Le roman est ainsi peuplé de personnages truculents, loufoques parfois, mais toujours attachants car incarnant un certain onirisme. On pourrait à ce titre renvoyer aux amis marginaux de Pauline. Une bande haute en couleur vivant dans le salpêtre, où cohabitent un géant, un dresseur de rats et un borgne africain. De joyeux freaks chez qui il reste une place pour Noël, lors de festivités déridées où le protocole n’a plus lieu d’être. Mais le poids du réel est trop important, et le narrateur semble peu à peu trouver une échappatoire dans des visions, des hallucinations qui se font de plus violentes à mesure que la fracture sociale se creuse. L’intrusion progressive du fantastique permet ainsi de dissoudre les différentes strates d’objectivité et de diluer la solitude moderne, à l’image de la mère du narrateur, noyée par les images projetées inlassablement par le téléviseur. Et l’art de gagner en humanité, quand la masse des procédures et autres formulaires révèle son absurdité. Le narrateur opposera alors sa délicieuse folie poétique à ce monde sans queue ni tête. Là où les autres constatent un incendie, le peintre contemple la perfection chromatique.

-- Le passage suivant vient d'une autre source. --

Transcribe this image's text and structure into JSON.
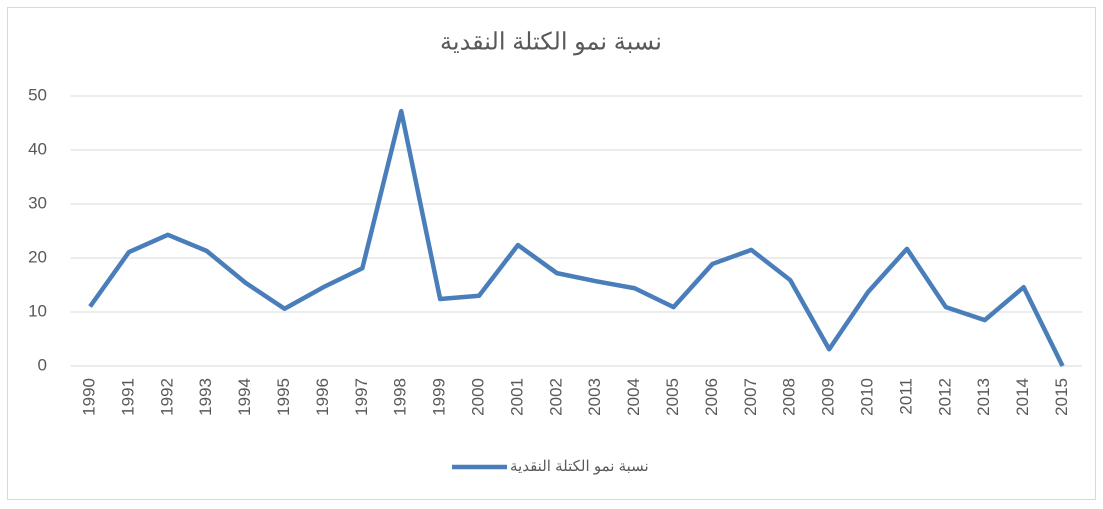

Il cherche l’Absolu, « l’imagination, le fantasme, mais cela doit être caché derrière les orbites, dans le pli, l’interstice ». L’intermittence d’une vie prise au piège ?

Benoît Legemble

Intermittences
de Celia Levi
Tristram, 124 pages, 14

Raison sociale Par Benoît Legemble
Le Matricule des Anges n°116 , septembre 2010.